The solar windows, designed for skyscrapers, are created by applying ultra-thin layers of liquid coatings on to glass and flexible plastics. These liquid coatings produce ultra-small solar cells and form groups called ‘arrays’. 

Solar Window Technologies revealed its innovation via a webinar, with a video demonstrating the windows collecting electricity, which was then used to charge a monitor.

With standard rooftop photovoltaics on a skyscraper generating 87,000 KWh a year , the company believe that a 50-story building with solar windows can create 1.3GWh – enough energy to power 130 homes for a year.

The company says its solar windows can also harness energy from artificial light.

Solar Window Technologies’ principle scientist Dr Scott Hammond said: “Whether crystalline silicon or inorganic thin film, all conventional solar panels are inherently opaque and thus impossible to see through. In contrast organic photovoltaics from Solar Windows are so incredibly thin that it lets light through.

Easy integration

Currently solar window films are used by several big companies, including Lloyds Bank, but Solar Window Technologies expects to see rapid uptake of its product thanks to its simple installation.

The coatings would be applied inside the glass of a window unit, rather than outside, to protect the solar cells from the weather. The coatings are developed for easy integration into current glass manufacturing processes.

They also claim an ROI of under a year, compared to the 5-11 year payback on conventional solar systems.

Major achievement

The windows are being produced in collaboration with the National Renewable Energy Laboratory (NREL) as part of a research development agreement.

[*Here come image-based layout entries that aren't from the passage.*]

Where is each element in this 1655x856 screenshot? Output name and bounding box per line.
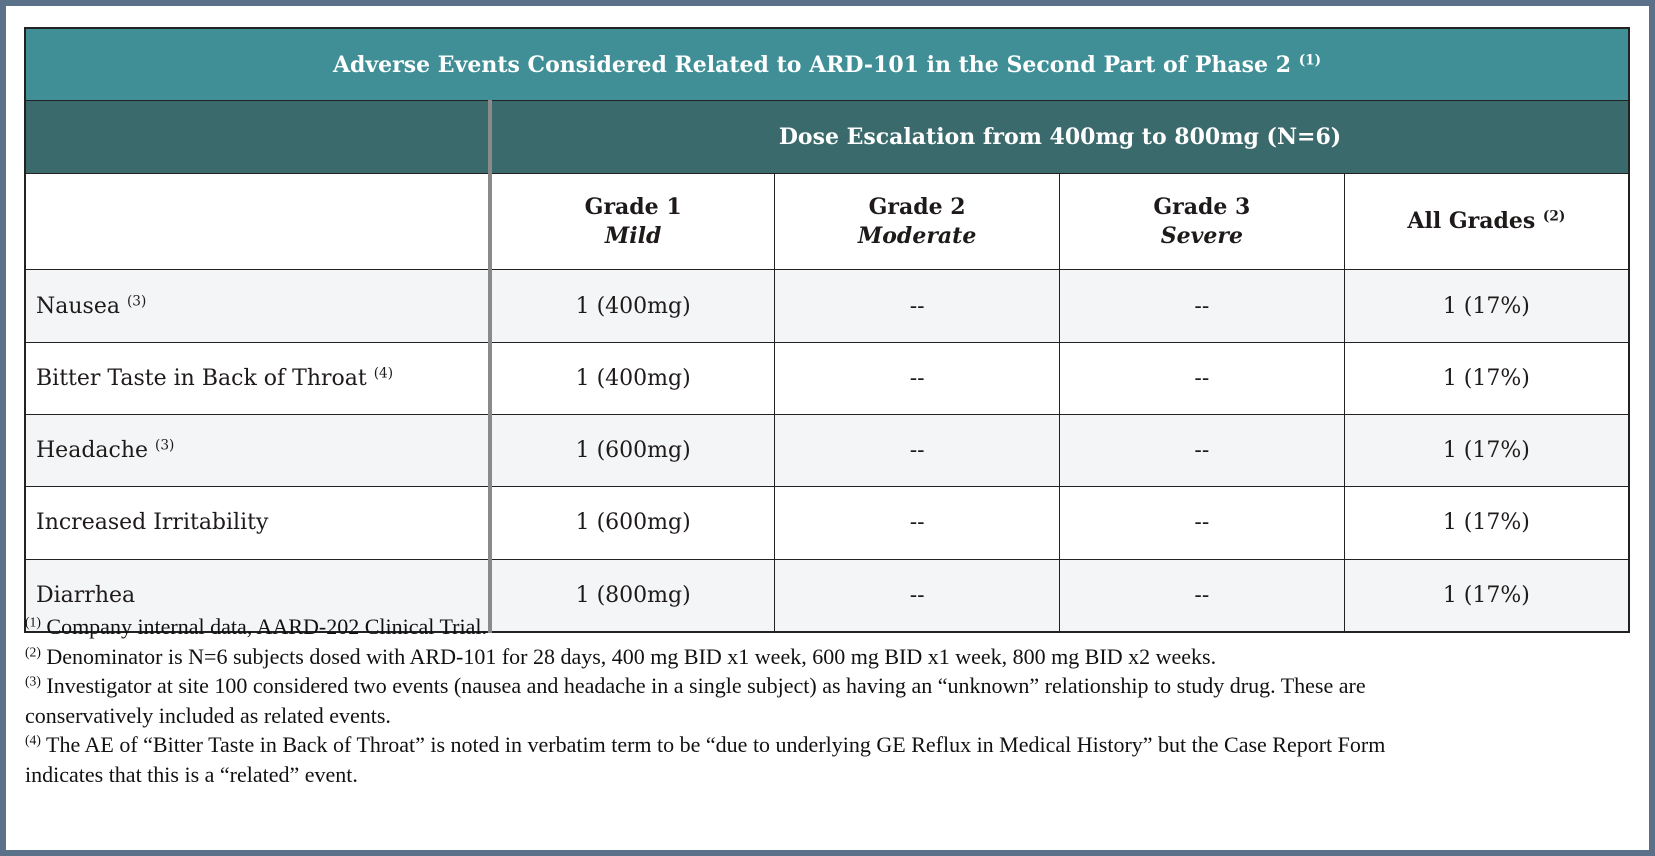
grade-3-cell: -- [1059,342,1344,414]
page [6,6,1649,850]
footnote-text: Investigator at site 100 considered two events (nausea and headache in a single subject) as having an “unknown” relationship to study drug. These are conservatively included as related events. [25,673,1366,728]
footnote-ref: (3) [25,673,41,689]
grade-2-cell: -- [775,559,1060,632]
footnote-text: The AE of “Bitter Taste in Back of Throat” is noted in verbatim term to be “due to underlying GE Reflux in Medical History” but the Case Report Form indicates that this is a “related” event. [25,732,1386,787]
footnote [25,730,1425,789]
grade-1-label: Grade 1 [584,193,682,220]
footnote-ref: (2) [25,644,41,659]
all-grades-cell: 1 (17%) [1344,487,1629,559]
grade-header-row [25,173,1629,270]
grade-2-label: Grade 2 [868,193,966,220]
grade-1-cell: 1 (400mg) [490,342,775,414]
footnote [25,612,1425,642]
dose-header-row [25,101,1629,173]
footnotes [25,612,1425,789]
event-label: Bitter Taste in Back of Throat [36,365,367,391]
all-grades-cell: 1 (17%) [1344,342,1629,414]
table-title-ref: (1) [1298,52,1322,69]
grade-3-header [1059,173,1344,270]
table-row [25,487,1629,559]
grade-2-cell: -- [775,270,1060,342]
table-title [25,28,1629,101]
event-label: Diarrhea [36,582,136,608]
all-grades-cell: 1 (17%) [1344,559,1629,632]
footnote [25,671,1425,730]
grade-3-cell: -- [1059,270,1344,342]
grade-2-cell: -- [775,415,1060,487]
grade-1-cell: 1 (600mg) [490,415,775,487]
footnote [25,642,1425,672]
grade-3-label: Grade 3 [1153,193,1251,220]
event-ref: (4) [373,365,394,382]
table-title-row [25,28,1629,101]
grade-2-cell: -- [775,487,1060,559]
table-row [25,270,1629,342]
event-label: Nausea [36,293,120,319]
grade-3-cell: -- [1059,559,1344,632]
footnote-text: Denominator is N=6 subjects dosed with ARD-101 for 28 days, 400 mg BID x1 week, 600 mg BID x1 week, 800 mg BID x2 weeks. [46,643,1217,669]
adverse-events-table [24,27,1630,633]
event-ref: (3) [126,293,147,310]
grade-2-header [775,173,1060,270]
footnote-text: Company internal data, AARD-202 Clinical Trial. [46,614,487,639]
all-grades-cell: 1 (17%) [1344,270,1629,342]
grade-2-severity: Moderate [857,222,977,249]
table-row [25,342,1629,414]
grade-2-cell: -- [775,342,1060,414]
grade-1-header [490,173,775,270]
table-row [25,415,1629,487]
footnote-ref: (1) [25,614,41,630]
grade-header-blank [25,173,490,270]
grade-3-severity: Severe [1160,222,1243,249]
grade-1-cell: 1 (400mg) [490,270,775,342]
grade-3-cell: -- [1059,487,1344,559]
event-label: Increased Irritability [36,510,269,536]
all-grades-ref: (2) [1542,208,1566,225]
event-name [25,415,490,487]
all-grades-header [1344,173,1629,270]
table-title-text: Adverse Events Considered Related to ARD-101 in the Second Part of Phase 2 [332,51,1292,78]
grade-3-cell: -- [1059,415,1344,487]
footnote-ref: (4) [25,732,41,748]
event-name [25,342,490,414]
grade-1-severity: Mild [604,222,662,249]
event-ref: (3) [155,437,175,454]
event-label: Headache [36,438,149,464]
event-name [25,487,490,559]
dose-header: Dose Escalation from 400mg to 800mg (N=6) [490,101,1629,173]
all-grades-label: All Grades [1407,208,1536,234]
dose-header-blank [25,101,490,173]
grade-1-cell: 1 (600mg) [490,487,775,559]
grade-1-cell: 1 (800mg) [490,559,775,632]
event-name [25,270,490,342]
all-grades-cell: 1 (17%) [1344,415,1629,487]
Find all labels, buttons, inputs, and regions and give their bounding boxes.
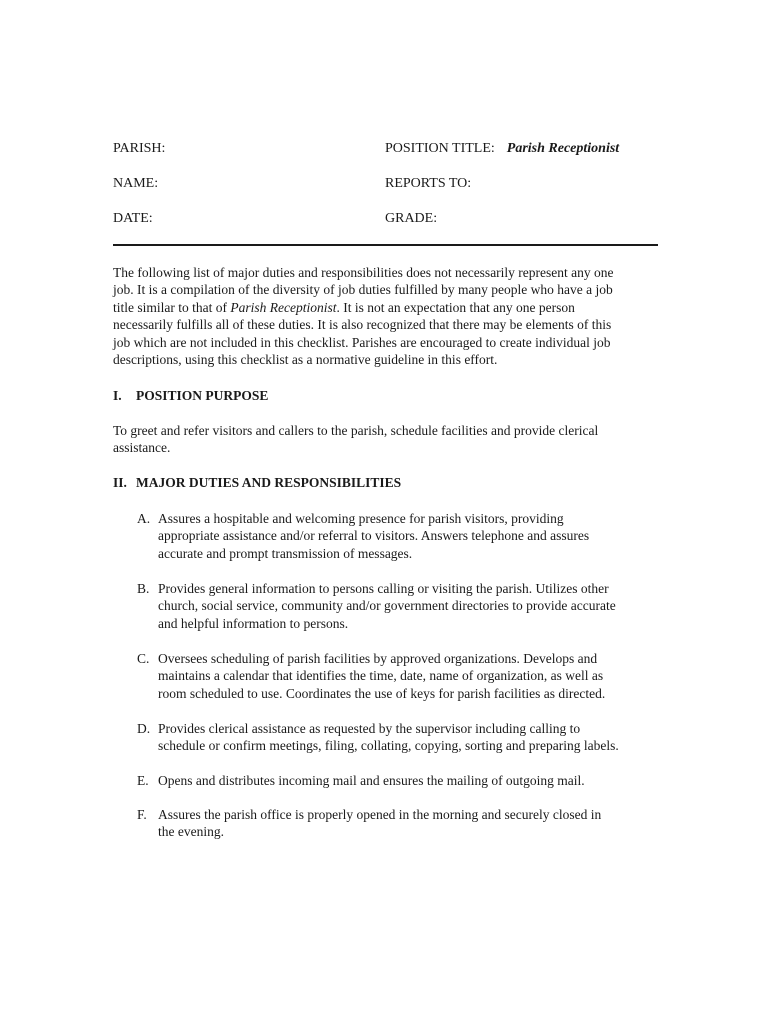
intro-emphasis: Parish Receptionist — [230, 299, 337, 315]
grade-label: GRADE: — [385, 211, 438, 226]
intro-line: job which are not included in this checklist. Parishes are encouraged to create individual job — [113, 334, 611, 350]
position-title-label: POSITION TITLE: — [385, 141, 495, 156]
duty-line: Assures the parish office is properly opened in the morning and securely closed in — [158, 807, 602, 822]
duty-text — [158, 510, 663, 562]
purpose-line: assistance. — [113, 440, 171, 456]
intro-line: The following list of major duties and responsibilities does not necessarily represent any one — [113, 265, 614, 280]
duty-letter: A. — [137, 511, 151, 526]
duty-letter: C. — [137, 651, 150, 666]
duty-text — [158, 650, 663, 702]
duty-line: accurate and prompt transmission of messages. — [158, 545, 413, 561]
purpose-paragraph — [113, 422, 661, 457]
position-title-field — [385, 140, 619, 158]
section-number: II. — [113, 475, 127, 490]
duty-line: appropriate assistance and/or referral to visitors. Answers telephone and assures — [158, 528, 590, 544]
header-divider — [113, 244, 658, 246]
duty-text — [158, 806, 663, 841]
intro-line-text: . It is not an expectation that any one person — [336, 299, 575, 315]
intro-line: job. It is a compilation of the diversity of job duties fulfilled by many people who have a job — [113, 282, 613, 298]
section-heading-purpose — [113, 387, 268, 404]
duty-line: Provides clerical assistance as requested by the supervisor including calling to — [158, 721, 581, 736]
duty-line: Provides general information to persons calling or visiting the parish. Utilizes other — [158, 581, 609, 596]
duty-line: Oversees scheduling of parish facilities by approved organizations. Develops and — [158, 651, 598, 666]
purpose-line: To greet and refer visitors and callers to the parish, schedule facilities and provide clerical — [113, 423, 599, 438]
intro-paragraph — [113, 264, 661, 368]
reports-to-label: REPORTS TO: — [385, 176, 472, 191]
intro-line: necessarily fulfills all of these duties. It is also recognized that there may be elements of this — [113, 317, 612, 333]
duty-line: maintains a calendar that identifies the time, date, name of organization, as well as — [158, 668, 604, 684]
duty-text — [158, 580, 663, 632]
intro-line-text: title similar to that of — [113, 299, 231, 315]
section-number: I. — [113, 388, 122, 403]
duty-text — [158, 720, 663, 755]
duty-line: room scheduled to use. Coordinates the use of keys for parish facilities as directed. — [158, 685, 606, 701]
duty-line: Opens and distributes incoming mail and ensures the mailing of outgoing mail. — [158, 773, 585, 788]
duty-letter: D. — [137, 721, 151, 736]
duty-letter: E. — [137, 773, 149, 788]
duty-letter: B. — [137, 581, 150, 596]
intro-line — [113, 299, 661, 316]
section-heading-duties — [113, 474, 401, 491]
parish-label: PARISH: — [113, 141, 166, 156]
duty-line: Assures a hospitable and welcoming presence for parish visitors, providing — [158, 511, 564, 526]
position-title-value: Parish Receptionist — [506, 141, 620, 156]
section-title: MAJOR DUTIES AND RESPONSIBILITIES — [136, 475, 402, 490]
name-label: NAME: — [113, 176, 159, 191]
duty-line: and helpful information to persons. — [158, 615, 349, 631]
duty-line: church, social service, community and/or government directories to provide accurate — [158, 598, 616, 614]
date-label: DATE: — [113, 211, 153, 226]
duty-line: schedule or confirm meetings, filing, collating, copying, sorting and preparing labels. — [158, 738, 619, 754]
duty-text — [158, 772, 663, 789]
duty-line: the evening. — [158, 824, 224, 840]
duty-letter: F. — [137, 807, 147, 822]
section-title: POSITION PURPOSE — [136, 388, 269, 403]
intro-line: descriptions, using this checklist as a normative guideline in this effort. — [113, 352, 498, 368]
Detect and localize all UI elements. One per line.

NREL’s senior scientist Dr Maikel van Hest said: “The development of a transparent photovoltaic is actually extremely challenging. Any typical photovoltaic device will absorb the physical light and that is converted into electrical power. However in this case we want it to be transparent so we couldn’t really use the physical light.

“Therefore we need to engineer a device in such a way that it allows for the physical light to pass through. Achieving that while also generating significant power at the same time is a major technical achievement.”

Renewable Portfolio Standards

Electricity supply companies have to comply with Renewable Portfolio Standards. In the US these standards vary from state to state with Arizona’s PRS target is 15% by 2025 and Colorado’s 30% by 2020.

With an estimated two million acres of skyscraper glass in the US, Solar Window Technologies believe that they can subsidise a £5.3bn market with solar windows.